“That’s so!” Sam exclaimed.
“I believe they’ve gone into Shark River—” Nicky declared.
“But we are at the mouth of the channel into Shark River,” objected Tom. “And they captured the Libertad North of this place, and turned North again from there.”
“They may have doubled back; Nicky defended his idea.
“I think there is a more likely solution,” suggested the lieutenant. “They went to the channel at the opening of the Harney River, above; there they could go back into the inner channel—above Whitewater Bay, and down that, again, to the landward entry into the Shark.”
Plans were discussed, ideas proposed, until far into the night.
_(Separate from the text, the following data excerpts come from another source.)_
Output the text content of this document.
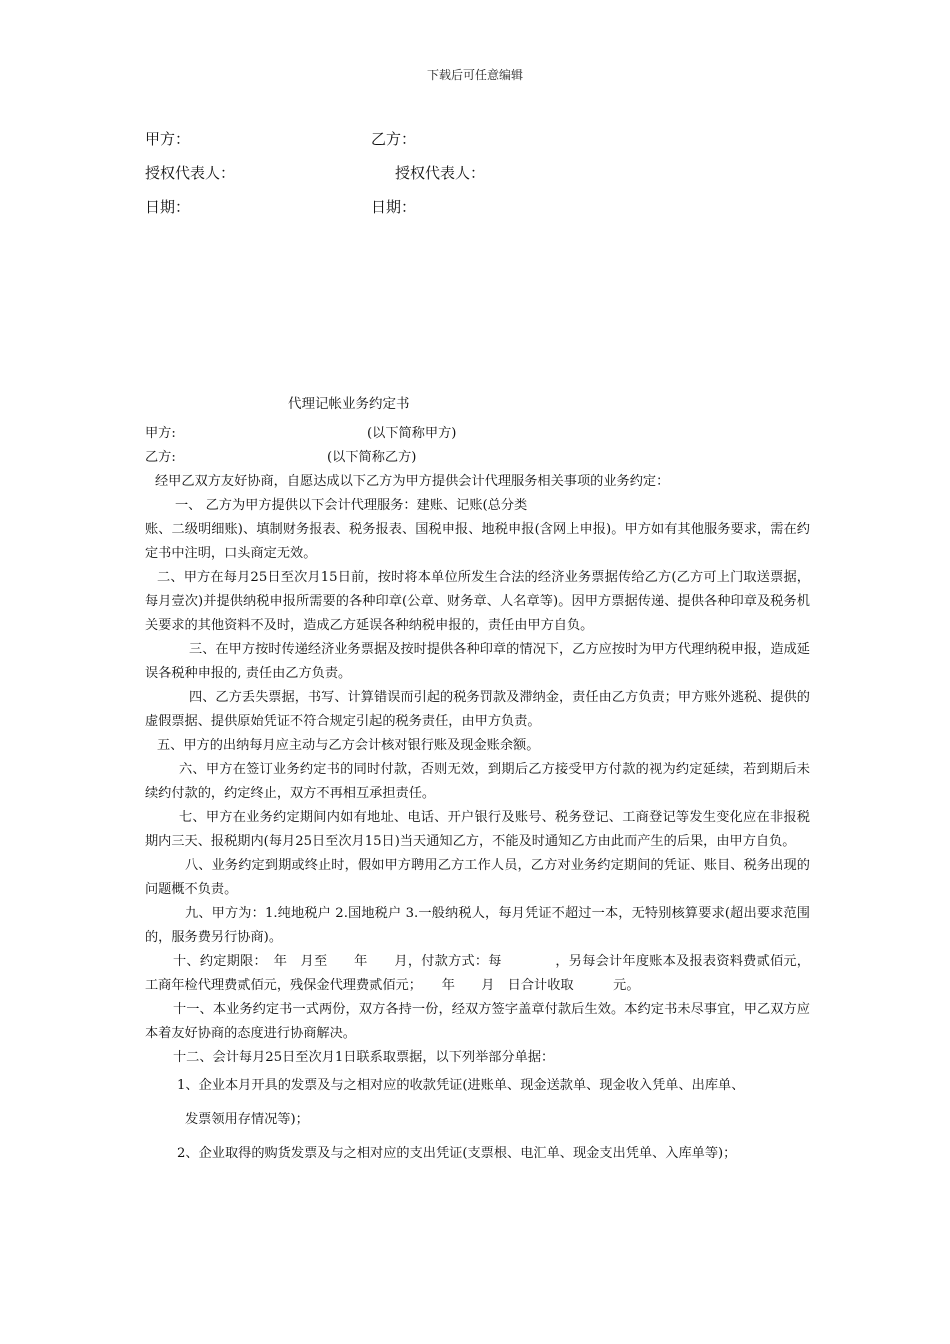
下载后可任意编辑
甲方：	乙方：
授权代表人：	授权代表人：
日期：	日期：
代理记帐业务约定书
甲方:	(以下简称甲方)
乙方:	(以下简称乙方)

经甲乙双方友好协商，自愿达成以下乙方为甲方提供会计代理服务相关事项的业务约定：

一、 乙方为甲方提供以下会计代理服务：建账、记账(总分类

账、二级明细账)、填制财务报表、税务报表、国税申报、地税申报(含网上申报)。甲方如有其他服务要求，需在约定书中注明，口头商定无效。

二、甲方在每月25日至次月15日前，按时将本单位所发生合法的经济业务票据传给乙方(乙方可上门取送票据，每月壹次)并提供纳税申报所需要的各种印章(公章、财务章、人名章等)。因甲方票据传递、提供各种印章及税务机关要求的其他资料不及时，造成乙方延误各种纳税申报的，责任由甲方自负。

三、在甲方按时传递经济业务票据及按时提供各种印章的情况下，乙方应按时为甲方代理纳税申报，造成延误各税种申报的, 责任由乙方负责。

四、乙方丢失票据，书写、计算错误而引起的税务罚款及滞纳金，责任由乙方负责；甲方账外逃税、提供的虚假票据、提供原始凭证不符合规定引起的税务责任，由甲方负责。

五、甲方的出纳每月应主动与乙方会计核对银行账及现金账余额。

六、甲方在签订业务约定书的同时付款，否则无效，到期后乙方接受甲方付款的视为约定延续，若到期后未续约付款的，约定终止，双方不再相互承担责任。

七、甲方在业务约定期间内如有地址、电话、开户银行及账号、税务登记、工商登记等发生变化应在非报税期内三天、报税期内(每月25日至次月15日)当天通知乙方，不能及时通知乙方由此而产生的后果，由甲方自负。

八、业务约定到期或终止时，假如甲方聘用乙方工作人员，乙方对业务约定期间的凭证、账目、税务出现的问题概不负责。

九、甲方为：1.纯地税户 2.国地税户 3.一般纳税人，每月凭证不超过一本，无特别核算要求(超出要求范围的，服务费另行协商)。

十、约定期限：　年　月至　　年　　月，付款方式：每　　　　，另每会计年度账本及报表资料费贰佰元，工商年检代理费贰佰元，残保金代理费贰佰元；　　年　　月　日合计收取　　　元。

十一、本业务约定书一式两份，双方各持一份，经双方签字盖章付款后生效。本约定书未尽事宜，甲乙双方应本着友好协商的态度进行协商解决。

十二、会计每月25日至次月1日联系取票据，以下列举部分单据：

1、企业本月开具的发票及与之相对应的收款凭证(进账单、现金送款单、现金收入凭单、出库单、

发票领用存情况等)；

2、企业取得的购货发票及与之相对应的支出凭证(支票根、电汇单、现金支出凭单、入库单等)；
In all that the chums proposed, they figured; in those their elders discussed, they did not.
But because of the crew’s depletion by the departure on the sloop of two of her fighting patrols, and because neither Sam nor Mr. Neale was an expert with a rifle or pistol, the more vigorous plans for pursuit and capture had to be shelved in favor of more adroit measures.
And so it came about that a plan partially suggested by Nicky and elaborated by the lieutenant, in which the boys must figure, was the one to be adopted.
And again the Mystery Boys were adventure bound.
“But,” said Cliff, as a new thought struck him, “those hi-jackers must have seen our lights—we made plenty of excitement.”